Nous réfléchissons aux moyens de redonner confiance à la population car comme l'a rappelé le professeur Delfraissy, sa méfiance envers les autorités sanitaires du pays et plus encore envers des humanitaires étrangers et blancs constitue une véritable difficulté. Forécariah – importante ville au nord de Conakry, frontalière de la Sierra Leone, où l'on envisage d'installer un centre de soins plus léger que celui de Macenta – abrite aujourd'hui un centre de transit inauguré il y a quelques semaines par notre ambassadeur ; ce centre est vide car les autorités sanitaires de la région n'arrivent pas à pénétrer dans les villages où on leur indique des cas probables d'Ébola. L'État s'abstient pour l'instant des mesures autoritaires ou militaires, bien que le président Alpha Condé ait souhaité renforcer l'obligation au signalement des cas probables et à leur isolement en centre de transit. On comprend la réticence de la population à s'y faire orienter : alors qu'on ne dispose pas pour l'instant de solution thérapeutique, le taux de létalité y est très élevé – 80 %, soit le double de ce qu'on pourrait obtenir si l'on réhydratait les patients dans les jours suivant la première suspicion de contamination.

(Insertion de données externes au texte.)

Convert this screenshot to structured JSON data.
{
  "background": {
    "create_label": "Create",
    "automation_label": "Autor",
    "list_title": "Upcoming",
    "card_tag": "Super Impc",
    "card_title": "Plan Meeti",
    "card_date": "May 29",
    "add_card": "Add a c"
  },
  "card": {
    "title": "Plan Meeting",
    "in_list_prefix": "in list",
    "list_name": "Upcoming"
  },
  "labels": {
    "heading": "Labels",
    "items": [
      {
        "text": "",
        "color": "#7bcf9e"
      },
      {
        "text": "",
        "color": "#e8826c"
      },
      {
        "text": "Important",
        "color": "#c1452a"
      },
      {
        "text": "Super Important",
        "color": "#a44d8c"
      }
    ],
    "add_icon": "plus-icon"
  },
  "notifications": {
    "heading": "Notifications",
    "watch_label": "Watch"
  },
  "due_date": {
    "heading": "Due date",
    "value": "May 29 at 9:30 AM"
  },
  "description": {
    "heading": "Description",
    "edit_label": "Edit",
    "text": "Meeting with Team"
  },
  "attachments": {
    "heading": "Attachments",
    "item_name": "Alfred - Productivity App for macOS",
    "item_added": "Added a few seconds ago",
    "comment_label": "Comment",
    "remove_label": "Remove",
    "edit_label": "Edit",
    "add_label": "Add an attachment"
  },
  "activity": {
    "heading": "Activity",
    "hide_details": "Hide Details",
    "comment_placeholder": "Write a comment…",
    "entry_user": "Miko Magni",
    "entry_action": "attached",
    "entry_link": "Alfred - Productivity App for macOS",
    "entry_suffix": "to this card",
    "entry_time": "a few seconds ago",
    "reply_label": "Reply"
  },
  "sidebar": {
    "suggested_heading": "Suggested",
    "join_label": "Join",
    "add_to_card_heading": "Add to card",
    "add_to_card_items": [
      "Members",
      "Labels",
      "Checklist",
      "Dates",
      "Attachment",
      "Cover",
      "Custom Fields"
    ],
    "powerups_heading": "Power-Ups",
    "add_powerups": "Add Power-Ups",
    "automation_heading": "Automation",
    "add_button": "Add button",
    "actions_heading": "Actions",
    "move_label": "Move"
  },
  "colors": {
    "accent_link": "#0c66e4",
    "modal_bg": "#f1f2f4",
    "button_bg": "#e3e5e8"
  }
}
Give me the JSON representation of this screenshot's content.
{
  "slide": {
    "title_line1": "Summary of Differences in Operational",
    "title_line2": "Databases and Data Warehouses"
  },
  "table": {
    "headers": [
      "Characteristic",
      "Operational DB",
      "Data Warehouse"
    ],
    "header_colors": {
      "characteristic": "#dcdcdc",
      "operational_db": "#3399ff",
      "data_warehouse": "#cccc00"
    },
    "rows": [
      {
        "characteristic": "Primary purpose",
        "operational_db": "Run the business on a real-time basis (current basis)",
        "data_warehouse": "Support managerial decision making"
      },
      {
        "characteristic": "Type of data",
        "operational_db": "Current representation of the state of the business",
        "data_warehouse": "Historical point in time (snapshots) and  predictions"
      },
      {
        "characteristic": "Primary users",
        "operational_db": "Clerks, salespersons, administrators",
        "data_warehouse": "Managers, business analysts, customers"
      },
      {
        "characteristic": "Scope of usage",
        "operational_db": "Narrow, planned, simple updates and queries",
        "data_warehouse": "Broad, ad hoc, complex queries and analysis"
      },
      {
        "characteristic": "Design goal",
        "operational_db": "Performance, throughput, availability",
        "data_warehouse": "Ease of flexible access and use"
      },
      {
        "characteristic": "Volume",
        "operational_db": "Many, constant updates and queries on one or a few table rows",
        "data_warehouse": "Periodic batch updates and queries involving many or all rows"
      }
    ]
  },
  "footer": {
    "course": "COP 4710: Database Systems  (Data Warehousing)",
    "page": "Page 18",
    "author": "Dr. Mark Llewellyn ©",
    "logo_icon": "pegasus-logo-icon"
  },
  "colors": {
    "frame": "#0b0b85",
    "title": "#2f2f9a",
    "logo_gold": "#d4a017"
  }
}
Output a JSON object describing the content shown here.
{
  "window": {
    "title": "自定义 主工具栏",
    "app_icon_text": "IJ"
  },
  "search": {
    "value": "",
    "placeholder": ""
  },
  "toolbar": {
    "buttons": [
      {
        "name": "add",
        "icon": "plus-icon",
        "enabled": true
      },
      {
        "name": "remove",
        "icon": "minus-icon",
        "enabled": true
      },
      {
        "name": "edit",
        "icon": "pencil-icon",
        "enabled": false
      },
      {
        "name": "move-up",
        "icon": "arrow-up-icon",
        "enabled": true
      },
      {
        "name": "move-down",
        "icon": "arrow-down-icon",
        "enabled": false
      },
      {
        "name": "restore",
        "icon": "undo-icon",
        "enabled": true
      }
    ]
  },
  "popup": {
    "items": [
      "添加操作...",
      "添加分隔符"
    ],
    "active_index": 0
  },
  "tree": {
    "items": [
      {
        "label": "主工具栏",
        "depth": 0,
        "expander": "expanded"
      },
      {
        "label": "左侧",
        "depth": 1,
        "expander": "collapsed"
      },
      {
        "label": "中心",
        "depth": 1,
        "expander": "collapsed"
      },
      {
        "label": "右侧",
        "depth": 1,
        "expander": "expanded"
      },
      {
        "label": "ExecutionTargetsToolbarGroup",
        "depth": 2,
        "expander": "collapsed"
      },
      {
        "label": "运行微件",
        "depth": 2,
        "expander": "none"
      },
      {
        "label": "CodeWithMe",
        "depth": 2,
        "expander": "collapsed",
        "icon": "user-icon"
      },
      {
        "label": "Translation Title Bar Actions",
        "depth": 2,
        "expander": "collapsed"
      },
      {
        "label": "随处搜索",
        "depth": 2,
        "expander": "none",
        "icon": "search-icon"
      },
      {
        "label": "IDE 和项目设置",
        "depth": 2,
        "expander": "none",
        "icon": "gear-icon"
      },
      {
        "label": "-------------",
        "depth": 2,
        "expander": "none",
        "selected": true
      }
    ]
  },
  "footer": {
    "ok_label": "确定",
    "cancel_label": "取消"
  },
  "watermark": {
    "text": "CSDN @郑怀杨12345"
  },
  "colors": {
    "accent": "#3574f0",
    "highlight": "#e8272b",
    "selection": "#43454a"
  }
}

La Croix-Rouge française fait partie d'un mouvement international important qui comprend, au niveau mondial, 189 sociétés de la Croix-Rouge et du Croissant-Rouge. La société nationale guinéenne est très active, et nous l'avons soutenue dès l'apparition des premiers cas au mois de mars dernier. À la sollicitation du quai d'Orsay – et sur un budget du ministère des affaires étrangères –, nous sommes allés former nos collègues locaux qui paient un très lourd tribut à la maladie puisqu'ils s'occupent de la désinfection des maisons et des familles touchées, de la récupération et de l'inhumation des corps. Nous leur avons fourni le matériel roulant – des pick-up – pour effectuer ce travail. Parmi les exemples de difficulté culturelle que soulève l'aide internationale, les sacs mortuaires de couleur noire sont inutilisables en Guinée où la couleur du deuil est le blanc ; l'organisme international très connu qui les a fournis connaît normalement les coutumes locales et ne devrait pas faire ce genre d'erreur qui fait perdre du temps et prendre des risques aux équipes de la Croix-Rouge obligées de travailler avec un matériel non adapté. Nos collègues guinéens continuent cette mission et nous continuerons à les soutenir.